In 2022, Denny’s total revenue was $2.3 billion. Net income was $97 million.

Future plans

Denny’s plans to continue expanding its global footprint. In 2023, the company plans to open over 100 new restaurants worldwide. Denny’s also invests in new technologies like self-ordering kiosks and mobile payments.

Corporate vs. franchise 

About 80% of Denny’s restaurants are franchised. The remaining 20% are corporate-owned. The standard franchise fee amounts to $45,000, accompanied by a 5% royalty fee calculated based on gross sales.

Additional information Denny’s Properties

In 1953, Denny’s establishment took place in Lakewood, California.
The company’s name refers to the first restaurant being open 24 hours a day, seven days a week.
Denny’s is a casual restaurant chain known for its breakfast dishes, such as the Grand Slam and the Moons Over My Hammy.
Denny’s is a subsidiary of AdvantEdge Restaurant Group, Inc.

Denny’s History

Denny’s traces back to 1953 when Harold Butler and Richard Jezak opened a coffee shop in Lakewood, California. The restaurant was initially called Danny’s Donuts but was renamed Denny’s in 1959. Denny’s quickly became a popular breakfast destination, expanding rapidly throughout the United States in the 1960s and 1970s. The company adopted the franchise model in 1969, which helped it to grow even faster. Today, Denny’s has over 1,700 restaurants in 11 countries.

Why Invest in Ground Lease and NNN Lease of Denny’s?

Investing in Denny’s ground lease and triple net (NNN) lease properties offer compelling reasons:

1) Denny’s NNN Property Investment: Stable income

Denny’s is a well-established brand with a strong market presence. The company has maintained its operations for more than six decades, fostering a dedicated clientele. This provides reliable income streams for investors.

2) Denny’s NNN Property Investment: Established tenant

Denny’s is a financially sound company with a good record of paying its rent. This reduces the risk of vacancy or lease default.
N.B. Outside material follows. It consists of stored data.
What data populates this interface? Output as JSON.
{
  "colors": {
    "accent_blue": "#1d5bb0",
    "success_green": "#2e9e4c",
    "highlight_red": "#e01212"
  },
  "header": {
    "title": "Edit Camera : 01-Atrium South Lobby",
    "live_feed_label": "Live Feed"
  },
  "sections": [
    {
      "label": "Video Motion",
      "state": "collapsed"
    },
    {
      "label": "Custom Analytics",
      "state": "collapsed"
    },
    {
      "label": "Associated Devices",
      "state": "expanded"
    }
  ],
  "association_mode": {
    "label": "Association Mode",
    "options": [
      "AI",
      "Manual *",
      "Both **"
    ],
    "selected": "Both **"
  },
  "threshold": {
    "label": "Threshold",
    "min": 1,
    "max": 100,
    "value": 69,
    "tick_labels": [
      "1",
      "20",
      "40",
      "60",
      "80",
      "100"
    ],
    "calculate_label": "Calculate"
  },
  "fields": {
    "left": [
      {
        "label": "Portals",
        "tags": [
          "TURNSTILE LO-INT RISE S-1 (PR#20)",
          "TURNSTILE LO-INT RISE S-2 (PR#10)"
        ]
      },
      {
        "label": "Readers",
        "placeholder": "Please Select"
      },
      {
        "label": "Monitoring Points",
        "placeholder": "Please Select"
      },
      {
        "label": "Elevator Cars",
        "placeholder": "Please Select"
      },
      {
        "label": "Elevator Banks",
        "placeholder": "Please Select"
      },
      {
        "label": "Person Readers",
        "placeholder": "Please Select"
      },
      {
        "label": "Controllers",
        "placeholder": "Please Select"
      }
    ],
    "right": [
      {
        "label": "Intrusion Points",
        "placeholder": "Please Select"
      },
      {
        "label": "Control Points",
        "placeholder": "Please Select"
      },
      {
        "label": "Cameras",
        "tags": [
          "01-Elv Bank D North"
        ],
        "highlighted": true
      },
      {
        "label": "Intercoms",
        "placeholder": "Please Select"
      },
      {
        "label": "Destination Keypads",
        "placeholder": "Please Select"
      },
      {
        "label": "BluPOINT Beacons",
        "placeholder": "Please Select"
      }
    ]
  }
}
3) Denny’s NNN Property Investment: Low management responsibility

In ground and NNN leases, the tenant manages property maintenance and expenses, minimizing the landlord’s management obligations.
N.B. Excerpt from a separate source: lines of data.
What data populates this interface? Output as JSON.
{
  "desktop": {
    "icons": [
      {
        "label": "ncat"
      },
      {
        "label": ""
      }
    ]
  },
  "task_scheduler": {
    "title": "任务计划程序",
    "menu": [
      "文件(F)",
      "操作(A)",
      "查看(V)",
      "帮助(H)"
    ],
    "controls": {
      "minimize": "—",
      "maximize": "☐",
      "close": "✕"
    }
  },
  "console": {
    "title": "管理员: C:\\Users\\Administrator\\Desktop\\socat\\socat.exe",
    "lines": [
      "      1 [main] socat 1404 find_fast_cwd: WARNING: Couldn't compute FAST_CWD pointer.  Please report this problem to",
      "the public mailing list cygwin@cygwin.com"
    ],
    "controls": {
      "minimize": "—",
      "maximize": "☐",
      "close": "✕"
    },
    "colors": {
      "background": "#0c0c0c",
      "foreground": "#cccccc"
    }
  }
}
4) Denny’s NNN Property Investment: Favorable lease terms

Denny’s typically offers long lease terms with built-in rent escalations. This provides predictable income and potential rental growth.

5) Denny’s NNN Property Investment: Real estate value

Denny’s restaurants are typically located in high-traffic areas. This can increase property value, offering potential capital appreciation.
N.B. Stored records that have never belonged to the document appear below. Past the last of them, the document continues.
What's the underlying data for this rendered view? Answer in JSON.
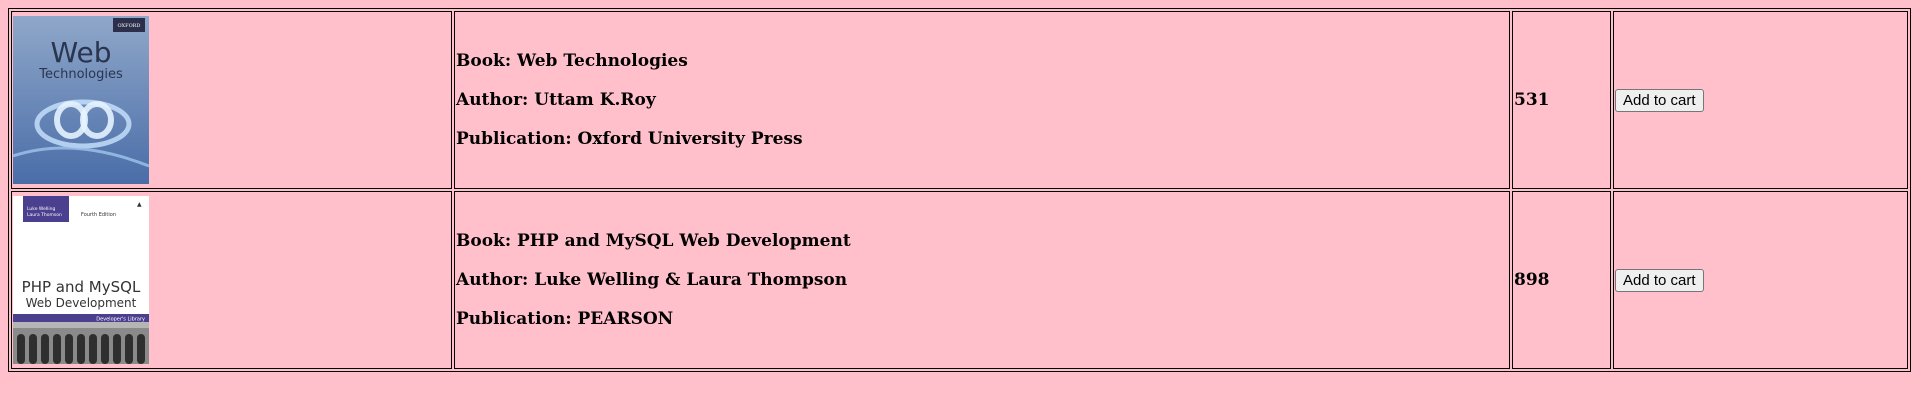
{
  "books": [
    {
      "book_label": "Book: Web Technologies",
      "author_label": "Author: Uttam K.Roy",
      "publication_label": "Publication: Oxford University Press",
      "price": "531",
      "cart_button": "Add to cart",
      "cover": {
        "publisher_badge": "OXFORD",
        "title_line1": "Web",
        "title_line2": "Technologies",
        "bg_top": "#8fa7c9",
        "bg_bottom": "#4a6da8"
      }
    },
    {
      "book_label": "Book: PHP and MySQL Web Development",
      "author_label": "Author: Luke Welling & Laura Thompson",
      "publication_label": "Publication: PEARSON",
      "price": "898",
      "cart_button": "Add to cart",
      "cover": {
        "authors": "Luke Welling\nLaura Thomson",
        "edition": "Fourth Edition",
        "title_line1": "PHP and MySQL",
        "title_line2": "Web Development",
        "series": "Developer's Library",
        "band_color": "#4b3f8f"
      }
    }
  ]
}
Pros and Cons of Denny’s Ground Lease and NNN Lease Investment

Pros:

1. Stable income from a well-established brand.
2. Established tenant reduces vacancy and lease default risks.
3. Minimal management responsibility for landlords.
4. Long lease terms provide stability and potential income growth.

Cons:

1. Lease renewal risk when the term expires.
2. Dependency on Denny’s success and operational challenges.
3. Market saturation and competition affect profitability.
4. Limited control over property decisions.
5. Economic and market risks inherent in real estate investments.

Thorough due diligence and consideration of location, lease terms, tenant strength, and investment strategy are essential. Seek guidance from real estate professionals and financial advisors to align with your goals and risk tolerance.